כל השנים הללו יושב בארץ ישראל, תאמר: שהוא בא עלי מכח ישיבת א”י? כל השנים הללו הוא יושב
?ומכבד את הוריו, תאמר: שהוא בא עלי מכח כיבוד אב ואם

[Jacob] said: All these years Esau has lived in the Land of Israel. Will he not come to me with the power (of the merit) of having lived in the Land of Israel? All these years he has lived and honored his parents. Will he not approach me with the power (of the merit) of honoring father and mother? ( Genesis Rabbah 76:2)

Many of us are familiar with this sort of anxious spinning. We, like Jacob, tell ourselves stories about our own relative unworthiness, about how others have lived lives of meritand that that success dwarfs our own lives. This does two things. First, it enforces within ourselves a zero-sum mentality: If the other is more worthy, then I am less worthy.

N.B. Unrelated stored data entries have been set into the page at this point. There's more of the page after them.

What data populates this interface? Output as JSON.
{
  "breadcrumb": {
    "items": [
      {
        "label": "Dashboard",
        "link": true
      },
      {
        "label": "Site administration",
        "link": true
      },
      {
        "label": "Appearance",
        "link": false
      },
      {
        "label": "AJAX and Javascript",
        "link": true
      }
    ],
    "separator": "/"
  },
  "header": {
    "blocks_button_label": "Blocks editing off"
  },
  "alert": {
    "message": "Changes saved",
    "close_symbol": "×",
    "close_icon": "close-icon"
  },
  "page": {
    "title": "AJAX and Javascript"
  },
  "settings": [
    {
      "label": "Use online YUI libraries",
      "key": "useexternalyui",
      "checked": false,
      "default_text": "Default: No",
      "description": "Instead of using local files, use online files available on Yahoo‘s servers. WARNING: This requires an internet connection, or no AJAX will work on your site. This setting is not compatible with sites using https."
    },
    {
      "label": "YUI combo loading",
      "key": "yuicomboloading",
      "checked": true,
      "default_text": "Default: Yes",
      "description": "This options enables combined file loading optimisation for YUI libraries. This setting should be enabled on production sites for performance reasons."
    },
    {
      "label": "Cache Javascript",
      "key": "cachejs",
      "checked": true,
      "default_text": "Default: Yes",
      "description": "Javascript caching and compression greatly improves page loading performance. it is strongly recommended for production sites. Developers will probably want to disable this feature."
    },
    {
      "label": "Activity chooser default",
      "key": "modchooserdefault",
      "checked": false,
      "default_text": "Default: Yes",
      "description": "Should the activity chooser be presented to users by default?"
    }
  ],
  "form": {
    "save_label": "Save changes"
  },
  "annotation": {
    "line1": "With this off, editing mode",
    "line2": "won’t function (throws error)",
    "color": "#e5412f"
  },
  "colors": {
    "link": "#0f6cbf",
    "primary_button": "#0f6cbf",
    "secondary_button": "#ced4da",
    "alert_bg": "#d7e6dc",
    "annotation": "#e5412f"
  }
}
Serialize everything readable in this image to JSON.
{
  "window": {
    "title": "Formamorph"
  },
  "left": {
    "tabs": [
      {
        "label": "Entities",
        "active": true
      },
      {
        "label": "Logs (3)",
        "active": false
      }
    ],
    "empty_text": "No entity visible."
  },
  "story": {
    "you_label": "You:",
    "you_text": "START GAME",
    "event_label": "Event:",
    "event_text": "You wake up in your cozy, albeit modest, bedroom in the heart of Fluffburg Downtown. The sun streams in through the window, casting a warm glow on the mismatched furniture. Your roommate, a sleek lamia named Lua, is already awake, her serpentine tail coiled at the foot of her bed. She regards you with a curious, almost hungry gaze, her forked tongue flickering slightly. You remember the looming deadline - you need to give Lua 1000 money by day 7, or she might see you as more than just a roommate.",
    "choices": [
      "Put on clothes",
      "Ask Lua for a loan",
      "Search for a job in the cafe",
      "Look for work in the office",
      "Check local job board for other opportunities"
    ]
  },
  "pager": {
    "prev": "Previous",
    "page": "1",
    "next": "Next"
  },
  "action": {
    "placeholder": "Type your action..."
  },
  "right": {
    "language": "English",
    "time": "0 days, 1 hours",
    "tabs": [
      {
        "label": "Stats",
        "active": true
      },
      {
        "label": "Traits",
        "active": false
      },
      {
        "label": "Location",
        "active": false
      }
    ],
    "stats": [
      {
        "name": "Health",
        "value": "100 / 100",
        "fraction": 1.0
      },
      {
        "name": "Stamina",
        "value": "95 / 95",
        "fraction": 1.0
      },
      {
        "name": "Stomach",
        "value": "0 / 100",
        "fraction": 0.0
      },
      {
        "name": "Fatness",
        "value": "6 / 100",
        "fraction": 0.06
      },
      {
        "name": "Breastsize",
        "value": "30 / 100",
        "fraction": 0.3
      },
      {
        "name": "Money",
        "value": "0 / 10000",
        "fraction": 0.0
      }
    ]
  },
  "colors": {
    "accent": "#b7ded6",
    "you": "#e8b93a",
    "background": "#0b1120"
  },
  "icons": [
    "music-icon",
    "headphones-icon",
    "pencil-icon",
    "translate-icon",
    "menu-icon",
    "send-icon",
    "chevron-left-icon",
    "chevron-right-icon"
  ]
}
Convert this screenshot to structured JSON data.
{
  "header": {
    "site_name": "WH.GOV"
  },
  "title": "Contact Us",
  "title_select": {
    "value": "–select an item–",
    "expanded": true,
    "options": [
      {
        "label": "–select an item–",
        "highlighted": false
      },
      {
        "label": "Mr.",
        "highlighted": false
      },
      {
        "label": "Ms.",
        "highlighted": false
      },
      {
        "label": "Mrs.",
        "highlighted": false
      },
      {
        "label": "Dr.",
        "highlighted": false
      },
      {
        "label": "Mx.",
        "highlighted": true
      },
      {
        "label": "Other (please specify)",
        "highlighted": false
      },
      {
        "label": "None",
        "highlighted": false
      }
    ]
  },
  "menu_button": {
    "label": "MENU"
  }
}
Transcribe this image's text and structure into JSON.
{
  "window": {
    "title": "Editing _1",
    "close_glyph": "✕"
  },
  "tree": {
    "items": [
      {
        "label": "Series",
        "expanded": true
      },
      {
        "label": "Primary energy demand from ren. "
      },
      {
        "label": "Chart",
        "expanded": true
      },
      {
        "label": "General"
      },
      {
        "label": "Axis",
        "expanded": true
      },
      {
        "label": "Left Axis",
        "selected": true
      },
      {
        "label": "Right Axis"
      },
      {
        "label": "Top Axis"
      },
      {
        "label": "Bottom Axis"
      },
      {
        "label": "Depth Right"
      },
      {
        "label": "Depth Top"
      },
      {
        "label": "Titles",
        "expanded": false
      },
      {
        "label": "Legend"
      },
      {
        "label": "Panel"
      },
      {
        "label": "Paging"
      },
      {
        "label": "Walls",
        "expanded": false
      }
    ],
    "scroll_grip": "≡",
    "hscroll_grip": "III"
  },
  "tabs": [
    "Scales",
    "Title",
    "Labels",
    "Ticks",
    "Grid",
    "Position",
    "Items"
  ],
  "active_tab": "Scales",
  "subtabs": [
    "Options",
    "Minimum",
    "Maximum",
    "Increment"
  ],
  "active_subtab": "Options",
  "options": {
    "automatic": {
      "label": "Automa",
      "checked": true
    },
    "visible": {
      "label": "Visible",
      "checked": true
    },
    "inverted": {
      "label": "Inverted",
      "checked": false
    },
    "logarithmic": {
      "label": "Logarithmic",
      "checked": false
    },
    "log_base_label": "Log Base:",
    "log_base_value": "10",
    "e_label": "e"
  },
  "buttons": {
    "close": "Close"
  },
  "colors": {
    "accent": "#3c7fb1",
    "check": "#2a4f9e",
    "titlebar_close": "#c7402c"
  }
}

Second, it assumes that worthiness—the ways we have lived our lives, what we have created and grown—is up against the offerings others have brought. When Jacob sees Esau as a competitor—ah, siblings—and not his partner in building and creating the world, self-worth is a zero-sum game. And our sense of self-worth may flow through our parents, but it comes from God: Have you not saved a blessing for me? Are blessings finite? Is God’s love finite? No. And a belief in a “Zero-Sum God” has not served any of us well. This is true also as the bestower of blessings. Do we not have an abundance of blessings to transmit, to offer to our children, our students, our communities and beyond?

The capacity to transmit blessing is as infinite as God. It is something I assure parents of biological children who consider, or are on the path, to adoption. The love you have to give will always overflow the vessels who are thirsty to receive your blessing of love. Do not worry that it won’t be enough. Isaac was wrong. He had endless blessings of abundance to give. He just didn’t know it.

 

 


The views and opinions expressed in this article are those of the author(s) and do not necessarily reflect the official policy or position of the World Union for Progressive Judaism (WUPJ).